Narrensause 2019 – Vorverkauf läuft

Erneut steigt die Party in Nußdorf. Das Dorfgemeinschaftshaus bietet alles, was man zum Feiern braucht. „Vor allem ist der Saal schön warm“, sagt der zuständige Hänselerat Jens Choinowski vom Organisationsteam „Narrensause“ (siehe Bild). Und mit dem Bus kommt man auch noch gut hin und nachts wieder zurück. Die Narrensause mit DJ startet diesmal am Freitag, 22. Februar um 20 Uhr. Mitfeiern können alle ab 16 Jahren. Karten gibt es jetzt im Vorverkauf zum Preis von jeweils 3 Euro bei der Post-/DHL-/Wäscherei- und Reinigungsannahmestelle in der Hochbildstraße 10 sowie bei Waffen und Stahlwaren Mayer in der Adlergasse 2. An der Abendkasse liegt der Eintritt bei jeweils 5 Euro. Der Gewinn des Abends kommt erneut der Jugend in Überlingen zugute.

Fastnacht 2019 hat begonnen

Mit Dreikönig hat die schwäbisch alemannische Fastnacht auch in Überlingen begonnen. Punkt 12 Uhr wurde die fünfte Jahreszeit in der gesamten Münsterstraße eingeschnellt. Bis Aschermittwoch, diesmal am 6. März, darf die Karbatsche genutzt werden. Die Hänselezunft Überlingen (HZÜ) bittet aber, die Ruhezeiten mittags und nachts einzuhalten. Konkret soll das Schnellen auf die Zeit zwischen 9 und 12 Uhr sowie 14 bis 18 Uhr beschränkt sein. Auf den Straßenverkehr ist Rücksicht zu nehmen. Auch das Anhalten von Fahrzeugen. gehört nicht zur Überlinger Fastnachtstradition.

Kirchmaier bleibt Hänselevater – Wolfensperger wird Vize

Dass die diesjährige Versammlung der Überlinger Hänsele eine so große Resonanz erfahren sollte, war selbst für den erfahrenen Hänselevater Harald Kirchmaier nicht absehbar. So wurden an diesem Abend im Katholischen Pfarrzentrum sogar die Stimmzettel für die turnusmäßig angesetzte Neuwahl des gesamten Hänselerates knapp. „Das freut mich natürlich“, sagte Kirchmaier, der sich auch über das Wahlergebnis begeisterte. Für weitere vier Jahre wird er an der Spitze der Hänselezunft Überlingen (HZÜ) stehen, die sich als Abteilung der Narrenzunft versteht und für alle Belange rund um das Traditionshäs zuständig ist. Während also Harald Kirchmaier weitermacht, steht ihm ein komplett neues Vorstandsteam zur Seite. Zum neuen Vize-Hänselevater wurde Uwe Wolfensperger gewählt, der schon viele Jahre zuvor als Hänselerat und ehemaliger Hänseleschreiber aktiv war. Er tritt die Nachfolge von Erich Heggenberger an, der nach insgesamt 25 Jahren im Hänselerat nicht mehr kandidierte. Neuer Hänselekassier ist nun Ratsmitglied Andreas Weis. Er ist Nachfolger von Christian Oberem, der ebenso nicht mehr kandidierte. Neu ins Amt des Hänseleschreibers wurde Helmut de Francisco gewählt, als Nachfolger für den scheidenden Richard Beurer.
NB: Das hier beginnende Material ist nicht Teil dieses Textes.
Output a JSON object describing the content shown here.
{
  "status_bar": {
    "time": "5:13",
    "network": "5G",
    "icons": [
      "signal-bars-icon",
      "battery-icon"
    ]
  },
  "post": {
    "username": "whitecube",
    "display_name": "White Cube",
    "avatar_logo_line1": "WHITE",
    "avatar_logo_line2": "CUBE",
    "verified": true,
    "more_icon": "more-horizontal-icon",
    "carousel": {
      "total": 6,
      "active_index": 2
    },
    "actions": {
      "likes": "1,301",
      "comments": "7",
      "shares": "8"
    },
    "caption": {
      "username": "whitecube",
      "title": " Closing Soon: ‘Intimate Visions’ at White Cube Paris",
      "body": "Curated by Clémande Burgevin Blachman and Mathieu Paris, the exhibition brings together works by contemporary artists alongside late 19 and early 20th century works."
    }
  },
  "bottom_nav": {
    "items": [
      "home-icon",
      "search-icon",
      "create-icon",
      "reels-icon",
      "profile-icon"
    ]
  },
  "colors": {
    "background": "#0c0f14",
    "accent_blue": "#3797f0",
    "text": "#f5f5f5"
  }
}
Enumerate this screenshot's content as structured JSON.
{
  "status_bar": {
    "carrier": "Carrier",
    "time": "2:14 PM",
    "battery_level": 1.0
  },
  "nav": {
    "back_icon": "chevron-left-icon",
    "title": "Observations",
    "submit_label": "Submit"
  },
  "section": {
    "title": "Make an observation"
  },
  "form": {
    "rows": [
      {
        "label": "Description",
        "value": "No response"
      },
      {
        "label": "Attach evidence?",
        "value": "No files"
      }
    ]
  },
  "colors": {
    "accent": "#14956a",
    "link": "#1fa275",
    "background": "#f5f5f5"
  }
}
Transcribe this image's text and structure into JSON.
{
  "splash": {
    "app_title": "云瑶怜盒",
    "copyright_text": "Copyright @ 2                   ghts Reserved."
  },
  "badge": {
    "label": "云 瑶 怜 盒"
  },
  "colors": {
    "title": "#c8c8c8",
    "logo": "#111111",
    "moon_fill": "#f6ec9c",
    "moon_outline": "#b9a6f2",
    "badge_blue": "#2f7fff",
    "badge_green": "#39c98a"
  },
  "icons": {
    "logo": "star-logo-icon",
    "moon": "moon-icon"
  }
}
Im Rahmen der Hauptversammlung wurden auch 15 weitere Hänseleräte zum großen Teil in ihrem Amt bestätigt, zum anderen Teil auch neu hinzu gewählt. Dazu gehören Marco Tango, Uwe Blumenröther, Christian Hager, Max Heichele und Jascha Wehner. „Die müssen wir jetzt bis zu nächsten Fasnet einkleiden, mit Kappe, Fuhrmannskittel und Kniebundhose“, meinte Kirchmaier nach Bekanntgabe der Ergebnisse. In seinem Bericht über die letzte Fastnacht blickte der Hänselevater unter anderem auch auf die Neuaufnahme in die Zunft zurück, bei der alle Aspiranten ihre Schnellkünste eindrucksvoll unter Beweis stellten, jedoch nicht immer über das beste Schuhwerk verfügten. „Sauber und schwarz muss es sein, auch die Socken dazu“, erinnerte Kirchmaier abermals, genau wie an die Kuriosität des doppelten Narrenbaums am letzten Schmotzigen Dunschtig und den Hänselejuck mit immer mehr Hästrägern, sechs Musikkapellen und erstmals im Einsatz befindlichen LED-Fackeln. Diese würden auch beim nächsten Hänselejuck Anfang März 2019 zum Einsatz kommen, wie wohl auch wieder sechs Musikkapellen.